[48] SAC: Accelerating and Structuring Self-Attention via Sparse Adaptive Connection

TL;DR

task : efficient Transformer -> Machine Translation, Language Modeling, Representation leaning in Graph, Image Classification
problem : self-attention 연산의 $O(n^2)$이 비효율적이다
idea : 인풋 시퀀스를 그래프로 보고 attention 연산을 연결된 node에 대해서만 하자
architecture : LSTM을 통해 source node가 주어졌을 때 target edge predicting, 이후 연결된 edge들에 대해서만 self-attention 수행
objective : ground truth edge를 알 수 없기 때문에 edge training을 할 때에는 self-attention 까지 한 후의 성능을 reward로 주는 policy gradient 를 적용. self-attention의 경우 각 task에 맞는 loss.

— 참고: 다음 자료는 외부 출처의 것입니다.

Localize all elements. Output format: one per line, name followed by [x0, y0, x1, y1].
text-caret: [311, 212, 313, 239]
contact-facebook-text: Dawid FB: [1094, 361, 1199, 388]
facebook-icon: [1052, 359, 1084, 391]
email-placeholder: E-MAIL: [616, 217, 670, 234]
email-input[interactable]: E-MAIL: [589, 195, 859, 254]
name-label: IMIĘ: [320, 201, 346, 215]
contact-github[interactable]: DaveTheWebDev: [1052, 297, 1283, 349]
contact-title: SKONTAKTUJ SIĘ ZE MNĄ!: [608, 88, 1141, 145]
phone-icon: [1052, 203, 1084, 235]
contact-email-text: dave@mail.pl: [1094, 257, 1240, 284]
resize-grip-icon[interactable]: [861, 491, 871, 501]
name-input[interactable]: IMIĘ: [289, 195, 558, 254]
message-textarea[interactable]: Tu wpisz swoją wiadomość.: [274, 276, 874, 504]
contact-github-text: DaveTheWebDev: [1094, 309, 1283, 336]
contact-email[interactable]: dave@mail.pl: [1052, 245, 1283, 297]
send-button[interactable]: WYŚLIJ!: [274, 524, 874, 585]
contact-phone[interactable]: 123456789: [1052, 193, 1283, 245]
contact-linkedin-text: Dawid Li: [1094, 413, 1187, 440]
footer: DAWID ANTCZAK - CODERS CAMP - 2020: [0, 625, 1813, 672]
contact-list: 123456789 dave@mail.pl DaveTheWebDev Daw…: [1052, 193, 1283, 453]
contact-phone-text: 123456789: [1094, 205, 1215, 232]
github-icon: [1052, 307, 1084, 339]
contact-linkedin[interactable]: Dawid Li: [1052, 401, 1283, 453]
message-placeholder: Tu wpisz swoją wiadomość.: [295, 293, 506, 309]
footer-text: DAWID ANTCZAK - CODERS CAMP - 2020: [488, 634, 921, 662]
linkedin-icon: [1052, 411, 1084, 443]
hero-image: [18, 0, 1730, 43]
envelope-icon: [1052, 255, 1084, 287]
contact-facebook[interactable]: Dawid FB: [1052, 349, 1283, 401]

baseline : Transformer, Sparse Graph Attention Networks, Reformer
data : newstest2013(WMT), Enwiki8/Text8(LM), CIFAR100/ImageNet(Image Classification)
result : SOTA와 견줘볼만한 성능. memory cost는 매우 줄임.
contribution : 트랜스포머의 quadratic을 graph로 바꾼 점
limitation or 이해 안되는 부분 : 학습이 엄청 까다로울 것 같다. LSTM에서 edge prediction 할 때 latency가 엄청 생기지 않을까?